How hard would your daughters find it to know their father raped their mother and she just accepted it.

This is a disgusting thing to say.

sodthesodoff · 29/07/2023 19:19

JackRosenberg · 29/07/2023 19:05

@sodthesodoff

How hard would your daughters find it to know their father raped their mother and she just accepted it.

This is a disgusting thing to say.

Really?

I don't think it is

The op asked how her kids would feel if she told them their dad had raped their mother

I'm saying the alternative is far worse.

I've given plenty of advice to the op. Namely she needs specialist help.

Pancakeorcrepe · 29/07/2023 19:36

OP I’m so sorry you have been through this. From what you say, he did this to punish you and control you. You cannot stay with this man.

ClementWeatherToday · 29/07/2023 19:37

Retrospectively there were signs before that (not of anything like this, but signs that he was someone who was only happy when in control) but I simply didn't see them. I had thought we had moved past those rocky baby/toddler years and things were good again, but have gone downhill in the last six months or so when I wanted to make changes that he didn't want.

This is a very common experience for partners of abusers - as long as the abuser feels in control things can be quite stable for a period of time, but as soon as their partner begins to "disobey" them the abuse ramps up (in an attempt to put you back in your place/regain control over you).

It's why people often ask how your partner responds when you say no, about anything - men who are not abusers are able to accept another person's autonomy, empathise with a different point of view, recognise that they won't always have everything their own way etc.

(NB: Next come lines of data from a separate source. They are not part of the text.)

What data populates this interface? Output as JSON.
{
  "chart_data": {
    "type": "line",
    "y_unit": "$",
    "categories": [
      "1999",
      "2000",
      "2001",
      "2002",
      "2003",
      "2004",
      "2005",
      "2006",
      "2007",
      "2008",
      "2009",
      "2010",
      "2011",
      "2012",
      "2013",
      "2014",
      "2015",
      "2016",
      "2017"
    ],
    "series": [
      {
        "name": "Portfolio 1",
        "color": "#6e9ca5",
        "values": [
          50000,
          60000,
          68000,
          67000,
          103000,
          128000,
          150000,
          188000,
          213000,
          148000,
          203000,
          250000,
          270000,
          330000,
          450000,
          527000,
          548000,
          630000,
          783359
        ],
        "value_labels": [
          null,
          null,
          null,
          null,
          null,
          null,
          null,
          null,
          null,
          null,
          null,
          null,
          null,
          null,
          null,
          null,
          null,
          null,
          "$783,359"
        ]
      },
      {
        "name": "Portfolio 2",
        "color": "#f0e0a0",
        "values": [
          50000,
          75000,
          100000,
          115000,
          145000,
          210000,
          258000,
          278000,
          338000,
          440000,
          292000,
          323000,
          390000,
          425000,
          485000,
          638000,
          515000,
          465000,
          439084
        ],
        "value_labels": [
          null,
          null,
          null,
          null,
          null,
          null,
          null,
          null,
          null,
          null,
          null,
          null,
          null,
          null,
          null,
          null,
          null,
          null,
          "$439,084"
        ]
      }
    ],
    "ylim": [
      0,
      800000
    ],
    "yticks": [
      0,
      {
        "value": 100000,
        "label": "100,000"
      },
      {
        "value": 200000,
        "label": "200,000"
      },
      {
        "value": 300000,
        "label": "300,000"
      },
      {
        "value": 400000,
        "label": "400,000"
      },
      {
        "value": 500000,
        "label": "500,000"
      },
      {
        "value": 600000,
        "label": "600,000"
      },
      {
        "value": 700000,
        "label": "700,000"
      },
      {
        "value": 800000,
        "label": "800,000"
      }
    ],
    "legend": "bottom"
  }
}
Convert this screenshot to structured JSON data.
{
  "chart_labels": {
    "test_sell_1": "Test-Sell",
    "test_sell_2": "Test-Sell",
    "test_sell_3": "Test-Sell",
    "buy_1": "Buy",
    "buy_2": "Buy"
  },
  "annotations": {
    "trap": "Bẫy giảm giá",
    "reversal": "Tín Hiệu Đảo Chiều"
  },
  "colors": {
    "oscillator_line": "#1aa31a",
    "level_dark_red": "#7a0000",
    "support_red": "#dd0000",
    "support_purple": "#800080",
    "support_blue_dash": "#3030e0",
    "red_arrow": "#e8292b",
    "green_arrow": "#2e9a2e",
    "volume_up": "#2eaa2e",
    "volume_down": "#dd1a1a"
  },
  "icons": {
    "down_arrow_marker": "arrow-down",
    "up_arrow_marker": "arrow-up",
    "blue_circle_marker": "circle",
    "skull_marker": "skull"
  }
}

It's also why women who have experienced different types of domestic abuse will sometimes say that the physical violence was the least traumatic part of their relationship experience, because the men who can maintain total control of their partners without using physical violence can actually be much, much more frightening than those whose first step to gain control is to resort to violence. Your husband is in this former group - you alluded earlier to the fact that you make certain decisions on the basis that you fear he would be violent if you made other choices. So far, he hasn't actually "had to" (in his mind) hit you, because you already do what he wants without him "needing" to be violent. Make no mistake, though, he WILL be (more) violent if he deems it to be necessary. As I said before, the abuse will (continue to) escalate.

Is there anyone in your real life that you trust to confide in? You don't have to tell them everything straight away.